Mary-Rose Papandrea, '95, Reviews Stone's "Sex and the Constitution"

Sex and Religion: Unholy Bedfellows

In a lecture delivered in 2008, University of Chicago professor Geoffrey Stone confessed to the audience that he had been working on a book tentatively  titled  “Sexing  the Constitution,”  a  project  of  “reckless  ambition.” Almost ten years later, the book has hit the stands, renamed Sex  and  the Constitution: Sex,  Religion,  and  Law  from  America’s Origins  to  the  Twenty-First Century, at a time when debates about sex and religion are more heated than ever. Beginning with a survey of law and sexuality in Greek and Roman times, the book ends with an analysis of the Supreme Court’s same-sex marriage  decisions  and  their  aftermath. The breadth of the work is staggering.

Stone covers so much territory in this book, including (but  definitely not limited to) Saint Augustine’s role in the evolution of Christianity’s views on sexuality and sin; Anthony Comstock’s role in the widespread passage of repressive laws banning pornography, birth control, and abortion; the limited role Roe v.
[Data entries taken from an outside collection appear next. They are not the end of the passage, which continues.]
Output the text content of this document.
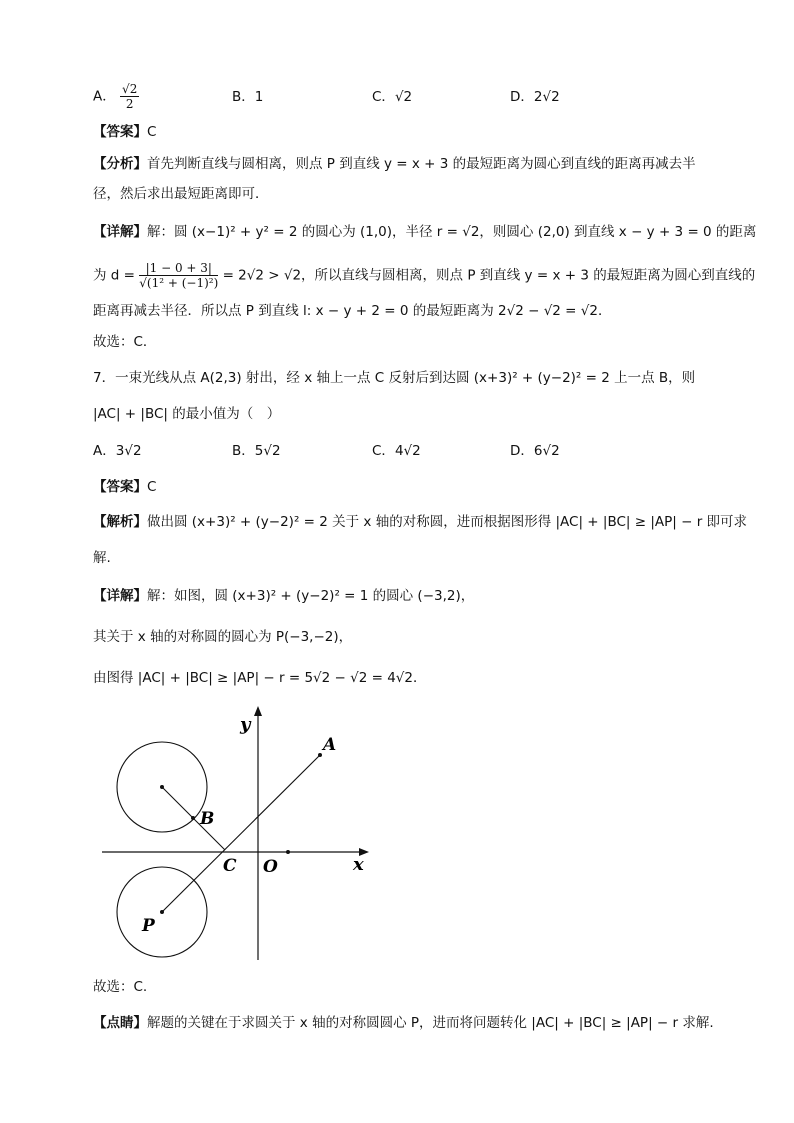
A． $\frac{√2}{2}$	B．1	C．√2	D．2√2
【答案】C
【分析】首先判断直线与圆相离，则点 P 到直线 y = x + 3 的最短距离为圆心到直线的距离再减去半
径，然后求出最短距离即可．
【详解】解：圆 (x−1)² + y² = 2 的圆心为 (1,0)，半径 r = √2，则圆心 (2,0) 到直线 x − y + 3 = 0 的距离
为 $d = \frac{|1 - 0 + 3|}{\text{√(1² + (−1)²)}} = 2√2 > √2$，所以直线与圆相离，则点 P 到直线 y = x + 3 的最短距离为圆心到直线的
距离再减去半径．所以点 P 到直线 l: x − y + 2 = 0 的最短距离为 2√2 − √2 = √2．
故选：C．
7．一束光线从点 A(2,3) 射出，经 x 轴上一点 C 反射后到达圆 (x+3)² + (y−2)² = 2 上一点 B，则
|AC| + |BC| 的最小值为（　）
A．3√2	B．5√2	C．4√2	D．6√2
【答案】C
【解析】做出圆 (x+3)² + (y−2)² = 2 关于 x 轴的对称圆，进而根据图形得 |AC| + |BC| ≥ |AP| − r 即可求
解.
【详解】解：如图，圆 (x+3)² + (y−2)² = 1 的圆心 (−3,2)，
其关于 x 轴的对称圆的圆心为 P(−3,−2)，
由图得 |AC| + |BC| ≥ |AP| − r = 5√2 − √2 = 4√2．
y
x
A
B
C O
P
故选：C.
【点睛】解题的关键在于求圆关于 x 轴的对称圆圆心 P，进而将问题转化 |AC| + |BC| ≥ |AP| − r 求解.
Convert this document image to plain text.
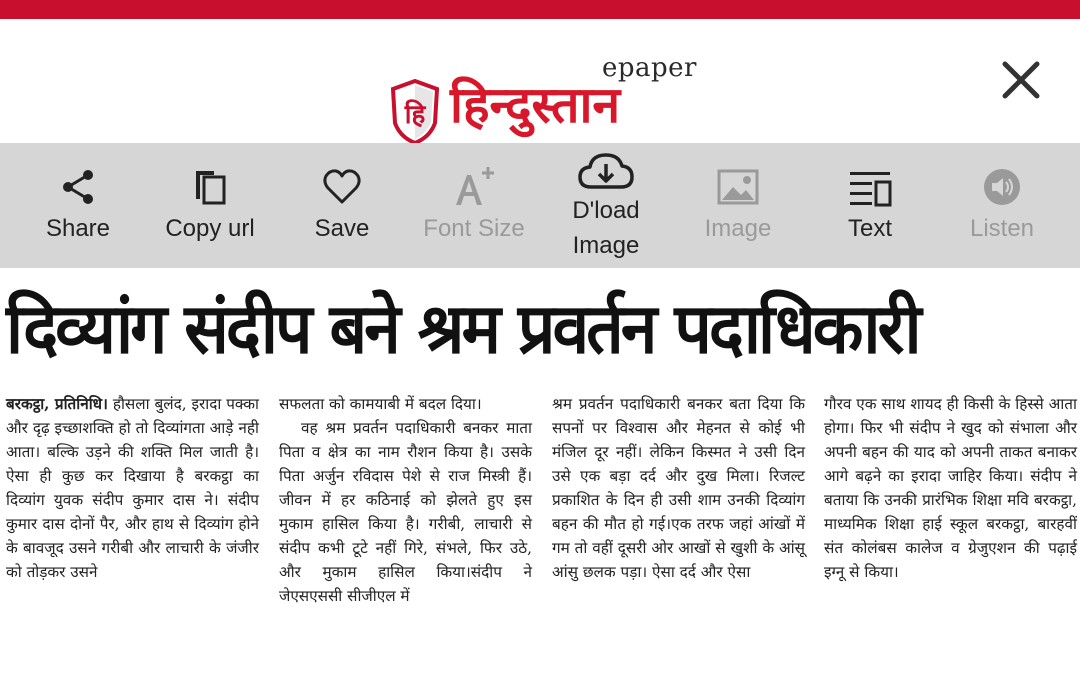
हि
epaper
हिन्दुस्तान
Share	Copy url	Save	Font Size
D'load
Image
Image	Text	Listen
दिव्यांग संदीप बने श्रम प्रवर्तन पदाधिकारी

बरकट्ठा, प्रतिनिधि। हौसला बुलंद, इरादा पक्का और दृढ़ इच्छाशक्ति हो तो दिव्यांगता आड़े नही आता। बल्कि उड़ने की शक्ति मिल जाती है। ऐसा ही कुछ कर दिखाया है बरकट्ठा का दिव्यांग युवक संदीप कुमार दास ने। संदीप कुमार दास दोनों पैर, और हाथ से दिव्यांग होने के बावजूद उसने गरीबी और लाचारी के जंजीर को तोड़कर उसने

सफलता को कामयाबी में बदल दिया।

वह श्रम प्रवर्तन पदाधिकारी बनकर माता पिता व क्षेत्र का नाम रौशन किया है। उसके पिता अर्जुन रविदास पेशे से राज मिस्त्री हैं।जीवन में हर कठिनाई को झेलते हुए इस मुकाम हासिल किया है। गरीबी, लाचारी से संदीप कभी टूटे नहीं गिरे, संभले, फिर उठे, और मुकाम हासिल किया।संदीप ने जेएसएससी सीजीएल में

श्रम प्रवर्तन पदाधिकारी बनकर बता दिया कि सपनों पर विश्वास और मेहनत से कोई भी मंजिल दूर नहीं। लेकिन किस्मत ने उसी दिन उसे एक बड़ा दर्द और दुख मिला। रिजल्ट प्रकाशित के दिन ही उसी शाम उनकी दिव्यांग बहन की मौत हो गई।एक तरफ जहां आंखों में गम तो वहीं दूसरी ओर आखों से खुशी के आंसू आंसु छलक पड़ा। ऐसा दर्द और ऐसा

गौरव एक साथ शायद ही किसी के हिस्से आता होगा। फिर भी संदीप ने खुद को संभाला और अपनी बहन की याद को अपनी ताकत बनाकर आगे बढ़ने का इरादा जाहिर किया। संदीप ने बताया कि उनकी प्रारंभिक शिक्षा मवि बरकट्ठा, माध्यमिक शिक्षा हाई स्कूल बरकट्ठा, बारहवीं संत कोलंबस कालेज व ग्रेजुएशन की पढ़ाई इग्नू से किया।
Wade actually played in fermenting the rise of the pro-life movement; the history of the gay rights movement in the United States; the dramatic increase  in public toleration for same-sex relationships and marriages; changes in communications technology that have undermined efforts to control explicit sexual images; methods of constitutional interpretation—the list goes on and on. Any of these topics could be—and have been—the subject of their own books.  In the final analysis, though, Stone’s primary thesis becomes clear: religious groups and individuals have, at various times throughout Western history,  used the secular law to foist their beliefs upon nonbelievers.